Cells cultured within a three-dimensional (3D) in vitro environment have the ability to acquire phenotypes and respond to stimuli analogous to in vivo biological systems. This approach has been utilized in tissue engineering and can also be applied to the development of a physiologically relevant in vitro tumor model. In this study, collagen I hydrogels cultured with MDA-MB-231 human breast cancer cells were bioengineered as a platform for in vitro solid tumor development. The cell-cell and cell-matrix interactions present during in vivo tissue progression were encouraged within the 3D hydrogel architecture, and the biocompatibility of collagen I supported unconfined cellular proliferation. The development of necrosis beyond a depth of ~150-200 μm and the expression of hypoxia-inducible factor (HIF)-1α were demonstrated in the in vitro bioengineered tumors. Oxygen and nutrient diffusion limitations through the collagen I matrix as well as competition for available nutrients resulted in growing levels of intra-cellular hypoxia, quantified by a statistically significant (p < 0.01) upregulation of HIF-1α gene expression. The bioengineered tumors also demonstrated promising angiogenic potential with a statistically significant (p < 0.001) upregulation of vascular endothelial growth factor (VEGF)-A gene expression. In addition, comparable gene expression analysis demonstrated a statistically significant increase of HIF-1α (p < 0.05) and VEGF-A (p < 0.001) by MDA-MB-231 cells cultured in the 3D collagen I hydrogels compared to cells cultured in a monolayer on two-dimensional tissue culture polystyrene. The results presented in this study demonstrate the capacity of collagen I hydrogels to facilitate the development of 3D in vitro bioengineered tumors that are representative of the pre-vascularized stages of in vivo solid tumor progression.

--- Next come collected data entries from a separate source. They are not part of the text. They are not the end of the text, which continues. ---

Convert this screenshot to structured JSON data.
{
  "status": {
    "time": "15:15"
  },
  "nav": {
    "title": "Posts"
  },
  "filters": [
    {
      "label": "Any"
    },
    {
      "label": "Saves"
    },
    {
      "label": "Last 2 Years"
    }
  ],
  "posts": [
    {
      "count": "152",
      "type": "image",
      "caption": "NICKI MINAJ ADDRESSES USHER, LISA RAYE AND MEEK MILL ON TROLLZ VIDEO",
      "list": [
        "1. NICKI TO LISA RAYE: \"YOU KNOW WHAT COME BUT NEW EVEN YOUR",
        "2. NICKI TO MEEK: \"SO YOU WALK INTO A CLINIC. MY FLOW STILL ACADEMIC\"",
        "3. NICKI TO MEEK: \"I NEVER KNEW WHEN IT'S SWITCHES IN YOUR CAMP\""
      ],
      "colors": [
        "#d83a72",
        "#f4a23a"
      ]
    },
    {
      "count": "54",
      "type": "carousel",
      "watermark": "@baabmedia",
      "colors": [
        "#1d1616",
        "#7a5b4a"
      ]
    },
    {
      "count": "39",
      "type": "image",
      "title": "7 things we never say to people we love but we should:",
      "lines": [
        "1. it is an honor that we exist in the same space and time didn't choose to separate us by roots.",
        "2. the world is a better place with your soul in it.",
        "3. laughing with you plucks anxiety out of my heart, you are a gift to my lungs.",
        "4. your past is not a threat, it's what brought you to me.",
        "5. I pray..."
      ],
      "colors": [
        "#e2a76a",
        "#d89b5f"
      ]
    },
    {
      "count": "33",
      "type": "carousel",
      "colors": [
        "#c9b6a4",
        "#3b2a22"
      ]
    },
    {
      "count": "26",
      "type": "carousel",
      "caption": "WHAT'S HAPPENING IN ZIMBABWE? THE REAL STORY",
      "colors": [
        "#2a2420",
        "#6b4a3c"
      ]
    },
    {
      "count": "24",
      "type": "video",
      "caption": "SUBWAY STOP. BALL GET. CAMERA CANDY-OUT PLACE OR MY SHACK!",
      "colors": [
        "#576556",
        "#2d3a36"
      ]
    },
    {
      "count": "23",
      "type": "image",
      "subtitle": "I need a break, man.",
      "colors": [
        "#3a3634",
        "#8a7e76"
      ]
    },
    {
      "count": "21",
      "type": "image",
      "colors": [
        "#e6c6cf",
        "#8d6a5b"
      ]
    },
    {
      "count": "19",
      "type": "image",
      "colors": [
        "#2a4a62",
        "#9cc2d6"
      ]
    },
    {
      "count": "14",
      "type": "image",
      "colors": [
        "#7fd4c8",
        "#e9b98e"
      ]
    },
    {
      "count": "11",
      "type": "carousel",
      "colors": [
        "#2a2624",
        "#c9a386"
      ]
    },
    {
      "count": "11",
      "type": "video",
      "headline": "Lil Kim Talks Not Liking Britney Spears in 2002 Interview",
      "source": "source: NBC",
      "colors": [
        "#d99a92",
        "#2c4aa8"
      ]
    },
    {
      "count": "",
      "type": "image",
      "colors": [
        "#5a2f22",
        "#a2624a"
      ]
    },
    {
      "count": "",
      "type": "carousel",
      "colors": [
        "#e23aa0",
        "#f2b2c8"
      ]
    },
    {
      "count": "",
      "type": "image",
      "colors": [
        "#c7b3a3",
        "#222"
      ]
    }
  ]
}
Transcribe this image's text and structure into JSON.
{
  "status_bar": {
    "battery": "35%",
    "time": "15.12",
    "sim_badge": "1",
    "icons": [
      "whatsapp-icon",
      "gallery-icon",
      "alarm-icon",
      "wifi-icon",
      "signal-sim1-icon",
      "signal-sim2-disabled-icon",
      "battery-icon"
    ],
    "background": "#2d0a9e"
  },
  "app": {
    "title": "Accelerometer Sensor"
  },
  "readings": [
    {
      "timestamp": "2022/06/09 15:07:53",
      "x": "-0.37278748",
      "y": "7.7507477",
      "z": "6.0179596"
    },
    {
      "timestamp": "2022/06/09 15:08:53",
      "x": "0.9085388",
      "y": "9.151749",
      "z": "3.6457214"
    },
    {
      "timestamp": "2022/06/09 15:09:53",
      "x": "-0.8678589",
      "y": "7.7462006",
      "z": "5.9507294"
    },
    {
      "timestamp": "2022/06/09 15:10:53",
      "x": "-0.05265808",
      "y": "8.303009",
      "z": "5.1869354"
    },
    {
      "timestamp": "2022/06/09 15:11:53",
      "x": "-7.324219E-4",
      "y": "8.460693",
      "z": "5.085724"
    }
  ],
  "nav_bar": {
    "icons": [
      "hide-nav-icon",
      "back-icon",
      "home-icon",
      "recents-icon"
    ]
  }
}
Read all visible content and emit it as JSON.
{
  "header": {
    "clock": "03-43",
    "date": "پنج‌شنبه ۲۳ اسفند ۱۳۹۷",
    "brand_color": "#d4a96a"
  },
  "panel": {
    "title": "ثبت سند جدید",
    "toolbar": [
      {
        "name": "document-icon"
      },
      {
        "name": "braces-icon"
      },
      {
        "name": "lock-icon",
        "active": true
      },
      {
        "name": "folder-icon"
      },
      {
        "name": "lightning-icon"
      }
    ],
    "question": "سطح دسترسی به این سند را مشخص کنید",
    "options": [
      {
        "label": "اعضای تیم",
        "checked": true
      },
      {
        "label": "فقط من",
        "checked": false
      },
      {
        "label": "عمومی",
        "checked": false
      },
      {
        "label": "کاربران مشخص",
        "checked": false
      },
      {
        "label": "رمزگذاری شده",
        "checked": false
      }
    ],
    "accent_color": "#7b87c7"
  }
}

细胞在三维(3D)体外环境中培养时,能够获得类似于体内生物系统的表型并对刺激做出反应。这种方法已被用于组织工程,也可应用于开发具有生理相关性的体外肿瘤模型。在本研究中,使用 MDA-MB-231 人乳腺癌细胞培养的 I 型胶原水凝胶被生物工程化为体外实体瘤发展的平台。在 3D 水凝胶结构中鼓励了体内组织进展过程中存在的细胞-细胞和细胞-基质相互作用,并且 I 型胶原的生物相容性支持无限制的细胞增殖。在体外生物工程化肿瘤中,已经证明了超过 150-200μm 深度的坏死以及缺氧诱导因子(HIF)-1α的表达。通过 I 型胶原基质的氧气和营养扩散限制以及对可用营养物质的竞争,导致细胞内缺氧程度不断增加,通过 HIF-1α 基因表达的统计学显著(p < 0.01)上调来定量。生物工程化肿瘤还表现出有希望的血管生成潜力,血管内皮生长因子(VEGF)-A 基因表达的统计学显著(p < 0.001)上调。此外,可比的基因表达分析表明,与在二维组织培养聚苯乙烯上培养的细胞相比,在 3D I 型胶原水凝胶中培养的 MDA-MB-231 细胞中 HIF-1α(p < 0.05)和 VEGF-A(p < 0.001)的统计学显著增加。本研究中的结果表明,I 型胶原水凝胶具有促进 3D 体外生物工程化肿瘤发展的能力,这些肿瘤代表了体内实体瘤进展的预血管化阶段。